In a way, yes. Not that it’s an imbalanced state of affairs, but that you agree to take the risk that every now and again you might get chiseled for some picayune sum. Why might a person agree to this? Well, (1) nobody wants a world where every transaction, however routine, however small-time, needs to be negotiated; and (2) in order to get this, Best Buy or Sears or Verizon is going to draft a standard contract and it’s going to be in their favor; and (3) if you don’t like the contract, you can say no and just not buy the item; and (4) sometimes when you force a company to sell on terms they don’t like, they just stop selling. Or things get much more expensive (maybe even more than the $30 you’re occasionally out). Consumer protection laws aren’t magic bullets.

But things aren’t as dire as it may seem. In the first place, even C of A’s have to be limited to the expected subject-matter of the transaction. Best Buy couldn’t sneak in a clause saying it takes ownership of your house, for instance. So there is a legal limit.

In addition, though, there are market limits. Companies that get reputations as cheaters don’t tend to flourish. Consider the pushbacks and hasty retreats associated with some of Facebook’s TOS changes. Or how Apple ended up rebating some of the purchase price of the first iPhone when its price dropped soon after its introduction.

No-haggling car buying is a great example. Consumers felt overwhelmed by having to negotiate with car dealers that a market arose for what is, by and large, cars sold by contracts of adhesion. Another interesting example of this phenomenon can be seen in the difference in market share for contracted cell phone service versus paygo or prepaid cell phone service.

Yes, it is.

But the courts cannot (or should not, anyway) just say, “Hey, I’ll make this balanced.” Because the responsibility for that rests with Congress. They wrote the FAA, and it says that you can’t automatically invalidate contract clauses.

To fix this, Congress needs to act.

You got something. Without the class action you would have got nothing. But in many cases the lawyers make out for millions. That is what should be addressed. Without class action, corporations can fleece their customers with very little fear.

And what do we do when Congress is co-opted by business (as I think one could argue is the case today)? They will have no interest in getting this changed. Vote new people in? See: Co-Opt.

I know you have a preference for the legislature.
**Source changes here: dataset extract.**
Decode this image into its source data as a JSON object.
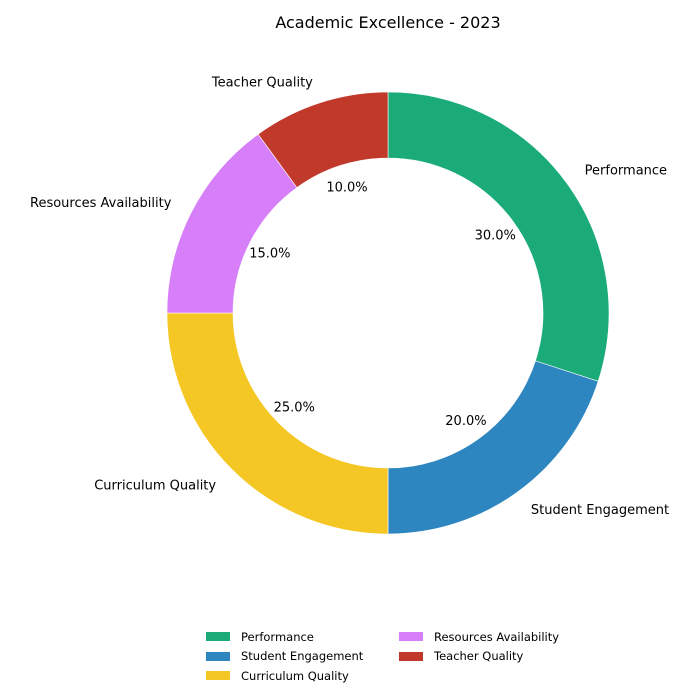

Personally I believe in the three-branches of government and the check-and-balances the FFs designed into the system.

If the legislative branch cannot to what is needed hopefully one of the others can. In this case it fell to the judicial branch. Problem is if the judicial branch deems itself to only rubber-stamp what the legislative branch does then what happens?

Apparently five justices feel as you do. Four feel as I do. You win this round. I can only hope not much damage is done till, hopefully, we get this changed someday.